One big reason, according to the report? “The United States is the last of the G20 nations to make the transition to more secure, chip-based payment cards, which is slowly making it more difficult and expensive for thieves to turn dumps into cold hard cash,” it said. The increasing value of those CVV data thefts is likely behind what KrebsonSecurity has called the “huge uptick over the past year in eCommerce sites getting hacked.”

For the Uniqlo retail chain, the company said “it was confirmed on May 10, 2019 that an unauthorized login by a third party other than the customer occurred on the online store site operated by our company.” Hackers obtained names, addresses and contact details for the customers. The company said partial credit card info “may have been browsed,” but that there is “no possibility of leakage” in credit card security codes. The retailer has asked customers to create new passwords that are harder to guess to lower the chances of getting hacked.

Pirated Accounts

That’s hardly the only recent hack involving online retail activity, nor the only form of such criminality. In April, news emerged concerning the QSR chain Chipotle. The reports told of Chipotle users’ accounts being pirated, with hundreds of dollars’ worth of food charged to customer cards that those customers never saw.
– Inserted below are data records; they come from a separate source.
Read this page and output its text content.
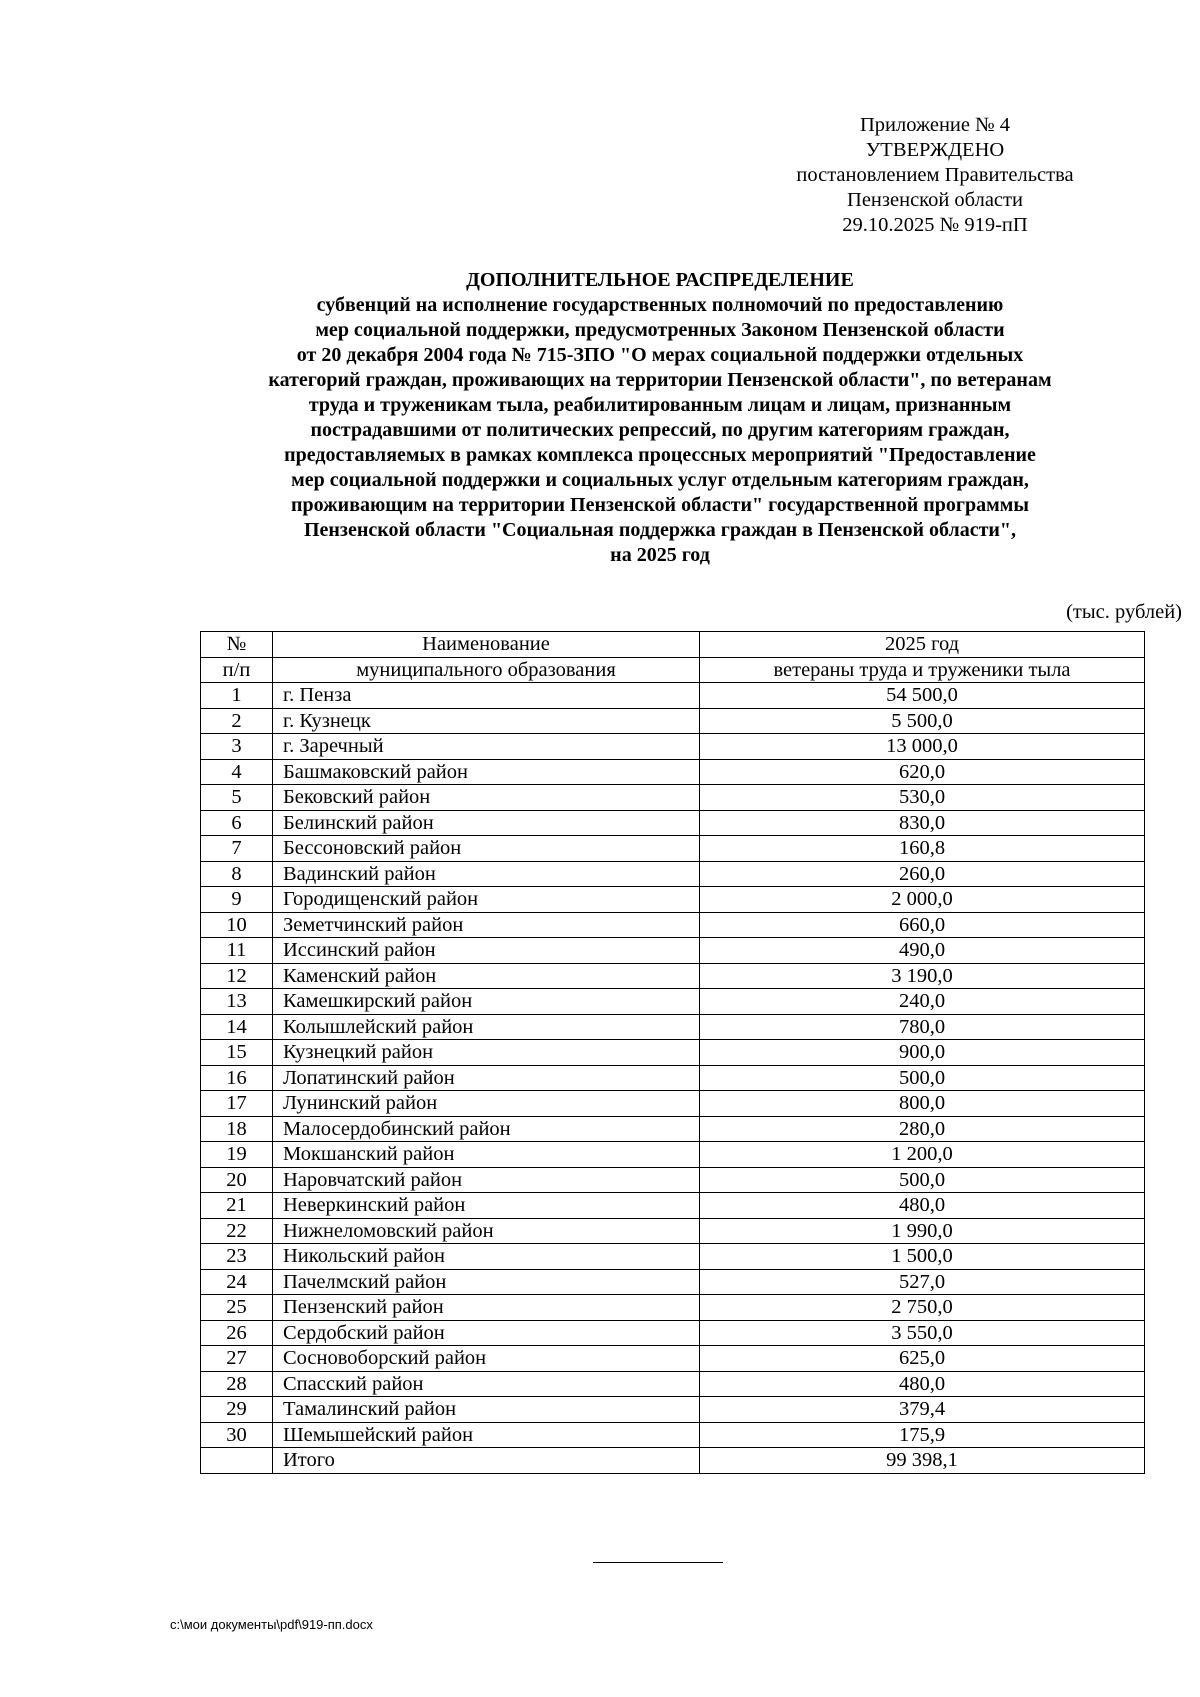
Приложение № 4
УТВЕРЖДЕНО
постановлением Правительства
Пензенской области
29.10.2025 № 919-пП
ДОПОЛНИТЕЛЬНОЕ РАСПРЕДЕЛЕНИЕ
субвенций на исполнение государственных полномочий по предоставлению
мер социальной поддержки, предусмотренных Законом Пензенской области
от 20 декабря 2004 года № 715-ЗПО "О мерах социальной поддержки отдельных
категорий граждан, проживающих на территории Пензенской области", по ветеранам
труда и труженикам тыла, реабилитированным лицам и лицам, признанным
пострадавшими от политических репрессий, по другим категориям граждан,
предоставляемых в рамках комплекса процессных мероприятий "Предоставление
мер социальной поддержки и социальных услуг отдельным категориям граждан,
проживающим на территории Пензенской области" государственной программы
Пензенской области "Социальная поддержка граждан в Пензенской области",
на 2025 год
(тыс. рублей)
№	Наименование	2025 год
п/п	муниципального образования	ветераны труда и труженики тыла
1	г. Пенза	54 500,0
2	г. Кузнецк	5 500,0
3	г. Заречный	13 000,0
4	Башмаковский район	620,0
5	Бековский район	530,0
6	Белинский район	830,0
7	Бессоновский район	160,8
8	Вадинский район	260,0
9	Городищенский район	2 000,0
10	Земетчинский район	660,0
11	Иссинский район	490,0
12	Каменский район	3 190,0
13	Камешкирский район	240,0
14	Колышлейский район	780,0
15	Кузнецкий район	900,0
16	Лопатинский район	500,0
17	Лунинский район	800,0
18	Малосердобинский район	280,0
19	Мокшанский район	1 200,0
20	Наровчатский район	500,0
21	Неверкинский район	480,0
22	Нижнеломовский район	1 990,0
23	Никольский район	1 500,0
24	Пачелмский район	527,0
25	Пензенский район	2 750,0
26	Сердобский район	3 550,0
27	Сосновоборский район	625,0
28	Спасский район	480,0
29	Тамалинский район	379,4
30	Шемышейский район	175,9
	Итого	99 398,1
c:\мои документы\pdf\919-пп.docx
In many cases, according to reports, the delivery addresses on the fraudulent orders were to states different from the home addresses on the accounts.

There is a bit of a twist in this often-told tale of breached consumer data: Chipotle maintains that the company itself has not been breached. Consumers often repeat passwords across sites, the firm noted, and fraudsters use a technique known as credential stuffing, wherein they take email addresses and passwords gleaned from other attacks and use them to brute-force their way into customers’ Chipotle accounts.

The reality is probably more complicated, and underscores not only the complex nature of retail hacking and data breaches, but also the challenges of defending against criminals who are increasing sophisticated and organized. In a recent PYMNTS interview, Rich Stuppy, chief customer experience officer at Kount, said the wrong assumption to make about the recent Chipotle breach news is that it’s an either/or situation, when the breach could mean more of a both/and situation.

“There is no reason to believe that multiple things aren’t going on here. It could easily be credential stuffing,” Stuppy said. “It could be a unique password that is being taken over with credential stuffing in email [application programming interfaces (APIs)] or other activities. That’s why this is such a difficult problem. These attacks are not one-time events, one particular way. These are multiple events coming at these business[es] and putting them in a really tough spot.”

No matter the reason or method, it seems fraud prevention for retailers continues to get more challenging.